# ENVIRONMENT TUTORIAL

**ABOUT THE ENVIRONMENT**

**Software Requirements:** Numpy and OpenCV2

Fundamentals of the environment:

1. This environment is called Survival Gridworld
2. Survival gridworld is a two-dimensional grid environment where obstacles and rewards are distributed between the start-point and the end-point.
3. The task of the agent is to navigate a path from the start-point to end-point while keeping a positive Energy or Exploration Capacity.
4. Starting Energy value should be defined.
5. The agent is allowed to move in one of the four adjacent directions.
6. Each movement in the gridworld costs a fixed Energy defined by the state trandition penalty δ (delta_s).
7. Path Rewards: Positive values in the grid matrix increase the energy while negative values decreases it.
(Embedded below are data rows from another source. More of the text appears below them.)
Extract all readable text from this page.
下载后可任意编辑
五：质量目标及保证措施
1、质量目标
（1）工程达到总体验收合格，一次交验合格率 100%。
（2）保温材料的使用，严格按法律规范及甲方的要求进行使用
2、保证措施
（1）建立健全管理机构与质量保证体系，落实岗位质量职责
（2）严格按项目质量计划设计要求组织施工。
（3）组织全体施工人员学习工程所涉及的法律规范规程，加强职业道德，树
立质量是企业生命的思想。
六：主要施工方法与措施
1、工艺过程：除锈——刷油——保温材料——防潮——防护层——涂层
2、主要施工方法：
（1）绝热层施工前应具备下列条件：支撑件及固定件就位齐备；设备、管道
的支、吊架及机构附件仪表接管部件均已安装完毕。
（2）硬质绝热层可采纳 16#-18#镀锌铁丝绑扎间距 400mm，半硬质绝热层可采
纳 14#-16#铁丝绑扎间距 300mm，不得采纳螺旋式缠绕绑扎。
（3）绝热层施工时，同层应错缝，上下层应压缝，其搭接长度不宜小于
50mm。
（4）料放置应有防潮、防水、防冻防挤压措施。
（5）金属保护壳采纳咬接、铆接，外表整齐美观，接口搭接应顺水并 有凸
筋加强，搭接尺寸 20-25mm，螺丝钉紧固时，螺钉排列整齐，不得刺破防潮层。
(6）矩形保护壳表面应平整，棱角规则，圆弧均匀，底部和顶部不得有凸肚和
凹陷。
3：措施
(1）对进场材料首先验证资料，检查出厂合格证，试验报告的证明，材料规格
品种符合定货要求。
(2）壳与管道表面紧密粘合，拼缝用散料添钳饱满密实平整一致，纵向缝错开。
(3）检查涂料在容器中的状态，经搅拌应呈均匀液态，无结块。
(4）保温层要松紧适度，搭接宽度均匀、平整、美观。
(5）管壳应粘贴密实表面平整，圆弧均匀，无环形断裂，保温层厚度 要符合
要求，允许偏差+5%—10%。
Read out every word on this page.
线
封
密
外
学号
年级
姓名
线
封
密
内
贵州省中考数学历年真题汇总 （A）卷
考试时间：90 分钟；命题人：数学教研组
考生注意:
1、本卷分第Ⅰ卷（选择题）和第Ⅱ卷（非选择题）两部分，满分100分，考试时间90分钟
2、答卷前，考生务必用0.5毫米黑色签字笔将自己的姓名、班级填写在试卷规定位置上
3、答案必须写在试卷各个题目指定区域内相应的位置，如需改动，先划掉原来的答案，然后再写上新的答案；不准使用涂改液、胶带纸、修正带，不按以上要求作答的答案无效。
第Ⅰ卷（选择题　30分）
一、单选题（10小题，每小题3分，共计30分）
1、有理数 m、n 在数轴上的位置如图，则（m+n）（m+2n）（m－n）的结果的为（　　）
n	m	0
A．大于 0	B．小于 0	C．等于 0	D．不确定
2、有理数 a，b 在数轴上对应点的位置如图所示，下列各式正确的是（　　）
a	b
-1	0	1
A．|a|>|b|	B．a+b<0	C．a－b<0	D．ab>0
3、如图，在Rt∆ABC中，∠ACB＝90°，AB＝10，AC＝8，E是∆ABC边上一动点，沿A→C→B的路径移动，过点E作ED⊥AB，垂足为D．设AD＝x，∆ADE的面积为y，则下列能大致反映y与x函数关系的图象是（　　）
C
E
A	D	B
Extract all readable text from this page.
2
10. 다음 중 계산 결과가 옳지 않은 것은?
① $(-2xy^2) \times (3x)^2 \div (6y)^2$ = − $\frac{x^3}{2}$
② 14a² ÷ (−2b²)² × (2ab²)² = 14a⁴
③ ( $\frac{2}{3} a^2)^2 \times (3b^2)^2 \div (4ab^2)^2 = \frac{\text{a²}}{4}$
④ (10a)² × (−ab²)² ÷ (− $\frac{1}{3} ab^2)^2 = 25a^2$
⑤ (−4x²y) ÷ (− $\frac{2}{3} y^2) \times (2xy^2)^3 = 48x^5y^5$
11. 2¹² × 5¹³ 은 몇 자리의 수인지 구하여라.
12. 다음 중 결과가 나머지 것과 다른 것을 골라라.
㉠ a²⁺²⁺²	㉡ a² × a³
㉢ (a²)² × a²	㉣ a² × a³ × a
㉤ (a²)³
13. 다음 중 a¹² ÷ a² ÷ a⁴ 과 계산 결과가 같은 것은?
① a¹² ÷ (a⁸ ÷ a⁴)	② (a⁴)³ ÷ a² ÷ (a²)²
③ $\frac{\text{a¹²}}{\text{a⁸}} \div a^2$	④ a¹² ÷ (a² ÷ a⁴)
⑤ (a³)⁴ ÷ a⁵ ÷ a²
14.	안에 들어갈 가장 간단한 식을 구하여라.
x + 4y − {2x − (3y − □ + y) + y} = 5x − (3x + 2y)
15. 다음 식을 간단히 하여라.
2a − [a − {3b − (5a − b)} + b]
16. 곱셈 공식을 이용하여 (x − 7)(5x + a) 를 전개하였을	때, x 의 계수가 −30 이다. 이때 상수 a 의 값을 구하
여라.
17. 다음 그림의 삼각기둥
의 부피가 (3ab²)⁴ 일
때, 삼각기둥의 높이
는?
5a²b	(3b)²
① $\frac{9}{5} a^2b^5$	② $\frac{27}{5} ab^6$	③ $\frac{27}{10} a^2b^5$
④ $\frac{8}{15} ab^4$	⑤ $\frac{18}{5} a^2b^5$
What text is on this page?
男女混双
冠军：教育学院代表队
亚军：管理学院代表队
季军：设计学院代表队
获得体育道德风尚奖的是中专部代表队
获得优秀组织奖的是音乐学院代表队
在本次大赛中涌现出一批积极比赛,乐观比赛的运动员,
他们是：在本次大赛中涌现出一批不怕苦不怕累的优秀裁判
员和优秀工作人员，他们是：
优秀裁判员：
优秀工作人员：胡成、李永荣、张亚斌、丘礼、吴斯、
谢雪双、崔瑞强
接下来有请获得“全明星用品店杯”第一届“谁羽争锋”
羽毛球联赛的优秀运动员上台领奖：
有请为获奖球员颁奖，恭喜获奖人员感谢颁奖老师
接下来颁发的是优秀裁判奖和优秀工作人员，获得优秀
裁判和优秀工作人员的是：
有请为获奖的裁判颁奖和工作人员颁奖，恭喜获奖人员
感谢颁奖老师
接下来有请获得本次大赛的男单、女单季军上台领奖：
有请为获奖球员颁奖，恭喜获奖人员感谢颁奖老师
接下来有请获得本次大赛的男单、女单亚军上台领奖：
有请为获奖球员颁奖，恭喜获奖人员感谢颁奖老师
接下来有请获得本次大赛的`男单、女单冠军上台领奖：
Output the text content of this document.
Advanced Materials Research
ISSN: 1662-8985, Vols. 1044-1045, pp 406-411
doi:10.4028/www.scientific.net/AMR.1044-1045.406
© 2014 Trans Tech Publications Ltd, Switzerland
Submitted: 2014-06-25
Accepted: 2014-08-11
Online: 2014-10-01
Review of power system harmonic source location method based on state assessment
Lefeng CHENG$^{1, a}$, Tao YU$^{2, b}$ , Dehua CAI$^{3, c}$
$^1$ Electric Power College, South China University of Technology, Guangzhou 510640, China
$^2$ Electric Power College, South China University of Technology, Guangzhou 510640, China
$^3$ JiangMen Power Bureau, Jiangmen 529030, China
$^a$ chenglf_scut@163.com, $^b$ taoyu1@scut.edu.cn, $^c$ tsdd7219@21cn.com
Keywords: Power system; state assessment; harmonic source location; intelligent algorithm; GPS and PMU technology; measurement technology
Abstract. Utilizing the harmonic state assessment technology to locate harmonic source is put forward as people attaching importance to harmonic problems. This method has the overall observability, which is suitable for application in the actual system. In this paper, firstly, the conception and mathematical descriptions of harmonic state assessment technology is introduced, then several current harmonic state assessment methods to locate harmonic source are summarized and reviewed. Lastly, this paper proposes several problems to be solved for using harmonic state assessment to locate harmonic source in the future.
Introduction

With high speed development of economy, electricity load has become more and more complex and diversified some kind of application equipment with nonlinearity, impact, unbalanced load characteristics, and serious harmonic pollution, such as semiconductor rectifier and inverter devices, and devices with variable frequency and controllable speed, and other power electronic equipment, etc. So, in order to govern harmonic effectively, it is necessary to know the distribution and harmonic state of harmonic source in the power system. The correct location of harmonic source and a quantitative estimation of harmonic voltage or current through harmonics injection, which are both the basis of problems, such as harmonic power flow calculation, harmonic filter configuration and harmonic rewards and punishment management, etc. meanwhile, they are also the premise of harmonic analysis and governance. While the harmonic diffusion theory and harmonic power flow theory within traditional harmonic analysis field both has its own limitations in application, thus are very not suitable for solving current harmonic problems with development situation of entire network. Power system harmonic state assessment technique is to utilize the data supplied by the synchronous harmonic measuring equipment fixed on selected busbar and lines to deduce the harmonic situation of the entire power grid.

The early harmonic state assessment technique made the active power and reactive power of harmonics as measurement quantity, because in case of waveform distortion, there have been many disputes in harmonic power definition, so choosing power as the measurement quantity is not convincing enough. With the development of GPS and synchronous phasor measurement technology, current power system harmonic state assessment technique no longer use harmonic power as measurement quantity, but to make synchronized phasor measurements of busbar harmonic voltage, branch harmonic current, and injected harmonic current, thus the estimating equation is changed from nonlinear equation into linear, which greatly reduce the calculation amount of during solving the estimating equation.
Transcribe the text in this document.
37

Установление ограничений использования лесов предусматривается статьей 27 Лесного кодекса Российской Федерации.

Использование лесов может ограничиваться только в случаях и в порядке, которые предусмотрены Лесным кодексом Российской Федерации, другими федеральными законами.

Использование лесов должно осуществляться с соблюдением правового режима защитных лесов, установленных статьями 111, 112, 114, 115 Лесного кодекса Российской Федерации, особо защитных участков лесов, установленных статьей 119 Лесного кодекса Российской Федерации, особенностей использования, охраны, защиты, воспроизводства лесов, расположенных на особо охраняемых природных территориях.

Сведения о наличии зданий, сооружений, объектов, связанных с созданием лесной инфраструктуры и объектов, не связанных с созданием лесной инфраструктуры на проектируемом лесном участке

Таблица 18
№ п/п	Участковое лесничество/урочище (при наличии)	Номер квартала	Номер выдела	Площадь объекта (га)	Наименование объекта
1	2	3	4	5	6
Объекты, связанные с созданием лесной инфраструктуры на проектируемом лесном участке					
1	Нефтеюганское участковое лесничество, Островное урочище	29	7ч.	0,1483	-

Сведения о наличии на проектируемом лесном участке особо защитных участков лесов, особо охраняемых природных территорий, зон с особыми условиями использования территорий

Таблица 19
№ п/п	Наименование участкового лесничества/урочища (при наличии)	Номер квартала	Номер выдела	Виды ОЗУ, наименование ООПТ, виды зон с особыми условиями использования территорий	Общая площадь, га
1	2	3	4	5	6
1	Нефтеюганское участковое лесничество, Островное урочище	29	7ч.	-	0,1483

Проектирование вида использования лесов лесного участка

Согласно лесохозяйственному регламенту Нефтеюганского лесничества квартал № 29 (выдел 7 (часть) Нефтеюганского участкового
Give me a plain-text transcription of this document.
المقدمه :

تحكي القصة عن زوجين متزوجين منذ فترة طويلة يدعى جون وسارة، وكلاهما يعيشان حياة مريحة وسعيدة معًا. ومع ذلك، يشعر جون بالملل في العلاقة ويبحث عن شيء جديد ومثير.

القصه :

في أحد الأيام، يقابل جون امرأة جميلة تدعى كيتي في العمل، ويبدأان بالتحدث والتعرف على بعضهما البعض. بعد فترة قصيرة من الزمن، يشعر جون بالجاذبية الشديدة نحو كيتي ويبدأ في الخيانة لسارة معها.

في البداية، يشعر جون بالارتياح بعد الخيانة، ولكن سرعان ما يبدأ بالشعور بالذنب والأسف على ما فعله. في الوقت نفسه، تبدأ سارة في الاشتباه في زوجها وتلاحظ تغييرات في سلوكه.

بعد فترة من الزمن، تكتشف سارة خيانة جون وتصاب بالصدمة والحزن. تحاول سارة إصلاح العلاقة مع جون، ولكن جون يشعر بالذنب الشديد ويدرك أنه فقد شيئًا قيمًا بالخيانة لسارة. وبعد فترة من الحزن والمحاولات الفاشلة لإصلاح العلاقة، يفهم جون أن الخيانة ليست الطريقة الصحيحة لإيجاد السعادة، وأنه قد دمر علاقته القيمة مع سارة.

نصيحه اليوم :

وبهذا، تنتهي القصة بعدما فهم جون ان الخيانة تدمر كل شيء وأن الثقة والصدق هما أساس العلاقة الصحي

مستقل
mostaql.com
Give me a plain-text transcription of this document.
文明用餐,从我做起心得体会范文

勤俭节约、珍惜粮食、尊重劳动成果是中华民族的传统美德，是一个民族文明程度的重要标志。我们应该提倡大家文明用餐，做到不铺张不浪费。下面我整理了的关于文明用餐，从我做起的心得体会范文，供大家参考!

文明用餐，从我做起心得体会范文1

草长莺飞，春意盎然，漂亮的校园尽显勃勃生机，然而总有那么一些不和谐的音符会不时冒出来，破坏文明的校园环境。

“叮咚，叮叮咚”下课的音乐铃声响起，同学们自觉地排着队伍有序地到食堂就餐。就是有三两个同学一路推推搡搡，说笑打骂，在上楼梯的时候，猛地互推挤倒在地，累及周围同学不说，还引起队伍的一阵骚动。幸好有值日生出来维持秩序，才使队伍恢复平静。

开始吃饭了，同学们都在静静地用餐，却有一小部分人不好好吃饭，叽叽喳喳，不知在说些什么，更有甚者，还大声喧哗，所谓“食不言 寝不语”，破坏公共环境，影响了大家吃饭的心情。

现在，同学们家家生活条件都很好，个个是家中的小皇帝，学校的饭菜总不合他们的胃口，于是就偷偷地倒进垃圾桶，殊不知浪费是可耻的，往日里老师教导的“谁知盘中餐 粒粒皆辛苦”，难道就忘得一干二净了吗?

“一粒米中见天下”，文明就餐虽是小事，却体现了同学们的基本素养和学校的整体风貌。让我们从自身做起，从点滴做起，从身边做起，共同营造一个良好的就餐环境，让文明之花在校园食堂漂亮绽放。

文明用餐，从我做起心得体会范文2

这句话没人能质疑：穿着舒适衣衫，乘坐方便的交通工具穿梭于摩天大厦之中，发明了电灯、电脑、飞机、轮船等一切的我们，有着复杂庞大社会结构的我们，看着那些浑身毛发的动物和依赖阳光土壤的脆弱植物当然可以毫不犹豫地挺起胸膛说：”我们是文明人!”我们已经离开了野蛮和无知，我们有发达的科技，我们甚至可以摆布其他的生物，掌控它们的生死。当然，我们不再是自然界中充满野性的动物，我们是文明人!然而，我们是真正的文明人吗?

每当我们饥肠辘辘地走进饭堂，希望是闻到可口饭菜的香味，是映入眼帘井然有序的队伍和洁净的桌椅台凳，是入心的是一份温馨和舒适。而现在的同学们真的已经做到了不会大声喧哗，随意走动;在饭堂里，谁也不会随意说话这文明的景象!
The state is composed of four (4) channels:

1. Current State - n x n (n should be odd) cut-out of the surroundings relative to the agent’s current position.
2. Previous State - n x n (n should be odd) cut-out of the surroundings relative to the agent’s previous position.
3. Location state - shows the position of the start-point and the goal with the agent’s current position as      well as the agent’s four previous positions.
4. E State - shows the representation of the current Energy or the Exploration Capacity as a 2-D energy bar.

Allowed actions:

1. 0 - Up 
2. 1 - Down 
3. 2 - Left 
4. 3 - Right

Reward function

Let: ρ => Path rewards or Consumable rewards

1. r = +1: If Success
2. r = -1: If Failure
3. r = -0.3: If agent bumps gridworld boundary
4. r = ρ / (ρmax + σ); σ = 5: If ρ > 0
5. r = ρ / (ρmin + σ); σ = 5: If ρ < 0
6. (The constant σ is added to the denominator so that: +1 > r(ρmax), r(ρmin) > -1)

Score function:

1. If Success: score = max(1, (current_energy - initial_energy + 1))
2. If Failure: score = 0

Mechnics for Infinite Resource conversion:

1. The Energy or Exploration Capacity only determines the score using the Score function but not the termination.
2. If the Energy < 0 then Energy = 0.1.
3. The agent does not terminate until Success condition or until it consumes any path_reward <= p_terminate (set by the user).
4. To prevent being stuck indefinitely in a particular episode during training, the agent also terminates at max_steps set by the user.

In [None]:
import environment as _env
from numpy import random

In [None]:
# Using DEFAULT environment
env = _env.Environment(is_default=True)

In [None]:
# Using RANDOM environment
env = _env.Environment(is_default=False, grid_size=[14, 14])

In [None]:
# Using CUSTOM environment

# Initialize default
env = _env.Environment(is_default=True)

# Sample custom gridworld matrix (12 x 12)
gmatrix = [[   0,   5,   0,  -8, -10, -12,  0,   0,   0,  -12,   5,   0],
           [   0,   0,   3, -13,   9,   0,   8,   0,  10,   0,   1,   1],
           [   7,   0,   0,   0,   6,  -5,   2,   2,   4,   0,   3,   0],
           [   0,   0,   0,   4, -17,   0, -17,  -7,   0,   0,   0,   0],
           [ -10,   5, -18,   0, -12,   0,   0,  10, -20,   5,   0, -20],
           [   0,  10,  -1,  -3,   0,   5,   0,   4,   0,   0,   8,   0],
           [  -9, -20,  -8,   0,   5, -12,   3,   0,   0, -10, -20,  10],
           [   0, -14,   9,   0,  -9, -20,   0,   6,   0, -20,   0,  -1],
           [ -14,   0,  -4,   1,  -4,   2,   5,  -4,  10, -18, -20, -13],
           [  -9,   0,   0,   2,   8, -12,   0, -14,   0, -20,   0,  -7],
           [   0,  -7, -20,   0,   0,  -6,   0, -17,  -2,   0,  -8,   0],
           [  -9,   0,  10,   0,   4,   0,   3,   0,   4,   0,   0,  10]]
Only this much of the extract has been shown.